I gift wrapped a bunch of things this morning.

I also did all the baking on Friday. My semester is at an end, and I am scrambling to do all the things I didn’t have time for the last 14 or so weeks.  While I am enjoying the journey of the program, I am starting to think seriously about the next steps, what dissertation will look like, who I can talk to about that.

Younger will graduate in the spring. I can’t see beyond that right now for him.

Elder is plugging along. He wants to stay where he is employment-wise and is considering side hustles that might support him while he’s doing that.

I’m just hoping for the best, as always.


Wednesday, June 4, 2025

Broken Things

On the way out the door this morning, I broke my water bottle.

I was juggling my coffee cup, water tumbler, lunch, computer bag and pocketbook in an attempt to make a single trip to the car, and I somehow lost a grip on the water bottle. I heard it crack as it hit. The bottle is hard plastic, been dropped a million times, but I think this time, it just hit the wrong place on the bottle, and caught a corner of the step. G received this bottle as a parting gift from Montco, among other things, and I was happy to use it, because of all the good things connected with that experience.

So when I went to retrieve it, and saw that it was cracked, my eyes welled up with tears.

Because it was more than being about the water bottle—and this led to a chain-reaction of revelations that spiraled a little bit, splashing across my current class regarding theories of learning frameworks, philosophical arguments with my younger son about the train table divestiture, and my own meditations on hoarding and why we hold onto broken things.

We hold onto things because it’s our only tangible proof that good things happened, that good people exist, and because of these things there are reasons to hope for the future.

I think this is part of the reason why I have such a hard time going through my sons’ old artwork and school work, because there is so much bad mixed in with everything that is good that it puts me in an existential crisis every. Damn.

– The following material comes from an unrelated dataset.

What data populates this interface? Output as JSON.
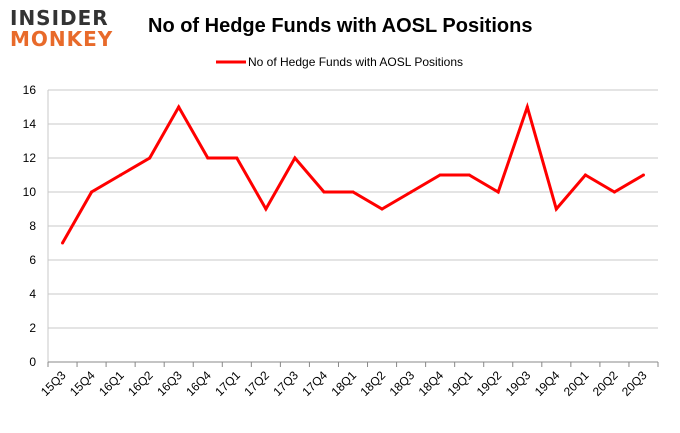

Time. 

I know some of those reasons for hanging onto broken things, too, are generational strongholds; want, depression, war, hanging on to things because they may have use or value.

Or hanging onto things because they are the only things remaining of someone who is gone.

There is so much we store in our hearts, but we need physical proof.  There are things that have left that we want back, but aren’t coming back.